The park was part of the "urban renewal" that cleared the buildings, homes and businesses for green space from 22nd street to the Mississippi River.
The park is framed by some St. Louis classics including Union Station, Peabody Opera House, Soldier's Memorial Military Museum and the St. Louis Law School.
Peabody Opera House
Formerly Kiel Auditorium
Got it punk?
Soldier's Memorial Military Museum
Civil Courts and Scott Hall -SLU Law
The most interesting part of Memorial Plaza is toward the eastern side of the park where there is are granite and stone monuments to each of the foreign wars between WWII, Korea and Vietnam. Names of St. Louisans who served and lost their lives are on display.

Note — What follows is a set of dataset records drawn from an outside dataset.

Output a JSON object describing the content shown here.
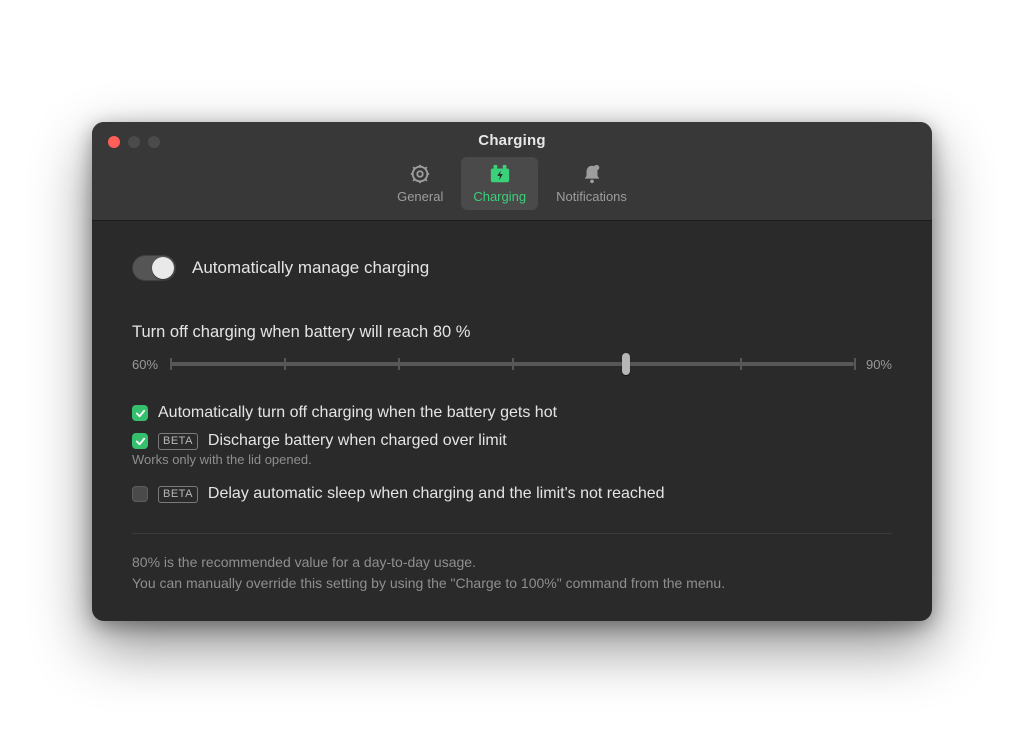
{
  "window": {
    "title": "Charging"
  },
  "tabs": {
    "general": {
      "label": "General"
    },
    "charging": {
      "label": "Charging",
      "active": true
    },
    "notifications": {
      "label": "Notifications"
    }
  },
  "accent": "#35c06e",
  "auto_manage": {
    "label": "Automatically manage charging",
    "enabled": false
  },
  "slider": {
    "label": "Turn off charging when battery will reach 80 %",
    "min_label": "60%",
    "max_label": "90%",
    "min": 60,
    "max": 90,
    "value": 80,
    "percent_position": 66.67
  },
  "checks": {
    "hot": {
      "checked": true,
      "label": "Automatically turn off charging when the battery gets hot"
    },
    "discharge": {
      "checked": true,
      "beta": "BETA",
      "label": "Discharge battery when charged over limit",
      "hint": "Works only with the lid opened."
    },
    "delay_sleep": {
      "checked": false,
      "beta": "BETA",
      "label": "Delay automatic sleep when charging and the limit's not reached"
    }
  },
  "footer": {
    "line1": "80% is the recommended value for a day-to-day usage.",
    "line2": "You can manually override this setting by using the \"Charge to 100%\" command from the menu."
  }
}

There sculptor responsible for WWII Memorial Court is Hillis Arnold (1906-1988):
Hillis Arnold was a leading sculptor of religious art and an advocate of Symbolism and the Expressionist style. Born in Rural Beach, ND in 1906, Arnold lost his hearing at the age of six months due to spinal meningitis. In 1933, Arnold attended the University of Minnesota, winning the Keppel Prize for sculpture. He graduated with a degree in architecture. In 1938, he began teaching sculpture and ceramics at Monticello College (now Lewis and Clark Community College) in Godfrey, IL, where he remained for 34 years. He had exhibits throughout the U.S. and participated in many national competitions. He was renowned for his work in religious and symbolic subject matter, and contributed sculptures to many churches and civic buildings in the Midwest. His work in St. Louis includes the World War II Memorial Court of Honor; Holy Cross Lutheran School for the Deaf; the St. Louis Abbey; and Resurrection Church. He was elected a Live Fellow of the International Institute of Arts and Letters. (source)
There are some areas that are landscaped and appear to be well cared for.

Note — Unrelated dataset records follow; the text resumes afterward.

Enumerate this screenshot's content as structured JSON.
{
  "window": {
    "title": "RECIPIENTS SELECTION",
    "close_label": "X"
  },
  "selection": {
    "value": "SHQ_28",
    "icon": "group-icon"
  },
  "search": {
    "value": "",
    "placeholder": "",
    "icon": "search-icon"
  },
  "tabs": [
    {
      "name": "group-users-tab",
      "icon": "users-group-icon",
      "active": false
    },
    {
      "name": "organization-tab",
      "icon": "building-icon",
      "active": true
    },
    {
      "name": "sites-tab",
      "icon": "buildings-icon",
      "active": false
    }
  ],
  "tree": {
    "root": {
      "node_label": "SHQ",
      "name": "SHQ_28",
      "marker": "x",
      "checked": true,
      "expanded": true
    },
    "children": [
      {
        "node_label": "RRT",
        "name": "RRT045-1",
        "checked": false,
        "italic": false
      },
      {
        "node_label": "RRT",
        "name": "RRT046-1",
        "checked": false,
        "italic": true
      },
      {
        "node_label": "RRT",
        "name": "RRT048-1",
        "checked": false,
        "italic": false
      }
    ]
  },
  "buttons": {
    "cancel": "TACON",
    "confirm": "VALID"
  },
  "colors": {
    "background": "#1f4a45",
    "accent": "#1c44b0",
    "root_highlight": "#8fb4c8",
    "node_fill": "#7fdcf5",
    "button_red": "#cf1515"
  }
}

There are smaller monuments donated over the years...
Late 1980's Sweet Meat
The next block, heading west from the Soldier's Memorial, there is a statue dedicated to German poet, playwright and author Friedrich Schiller (1759-1805).
The statue is an exact reproduction of the statue in Marback, Germany; Schiller's birthplace. Schiller was a noted German poet. The statue was donated by Col. Charles G. Stifel. It was originally installed in November of 1898 at St. Louis Place Park. It was moved to its current location in the 1970's. (source)You can read about St. Louis Place Park HERE.

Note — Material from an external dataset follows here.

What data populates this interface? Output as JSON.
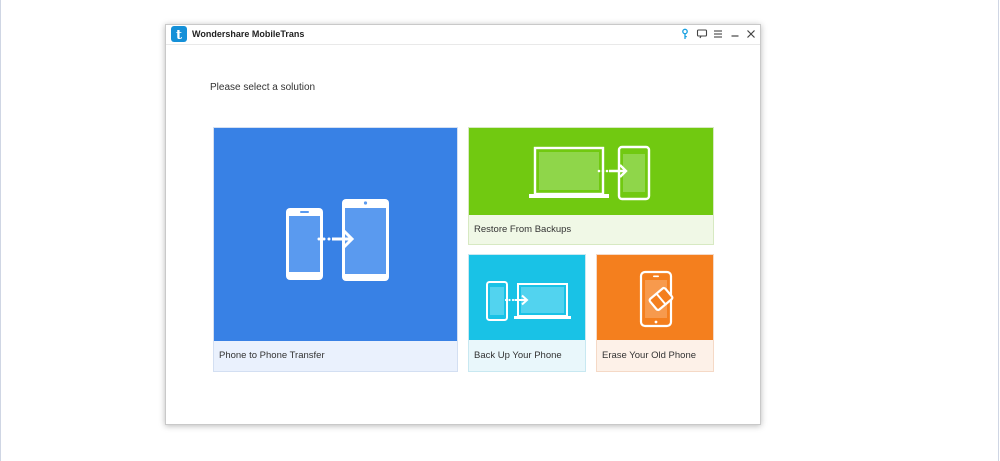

The sculptor was Ernst Rau, architect J. Wilhelm I, contractors Hodges & McCarthy.
Toward the western section, there is really nothing more than trees and grass, and some decaying benches and other park utilities usually commandeered by homeless.
There are some late 1960's/early 1970's sculptures and children's jungle gyms.
The parks that continue west to the 22nd Street interchange are Aloe Plaza and Aloe Plaza West.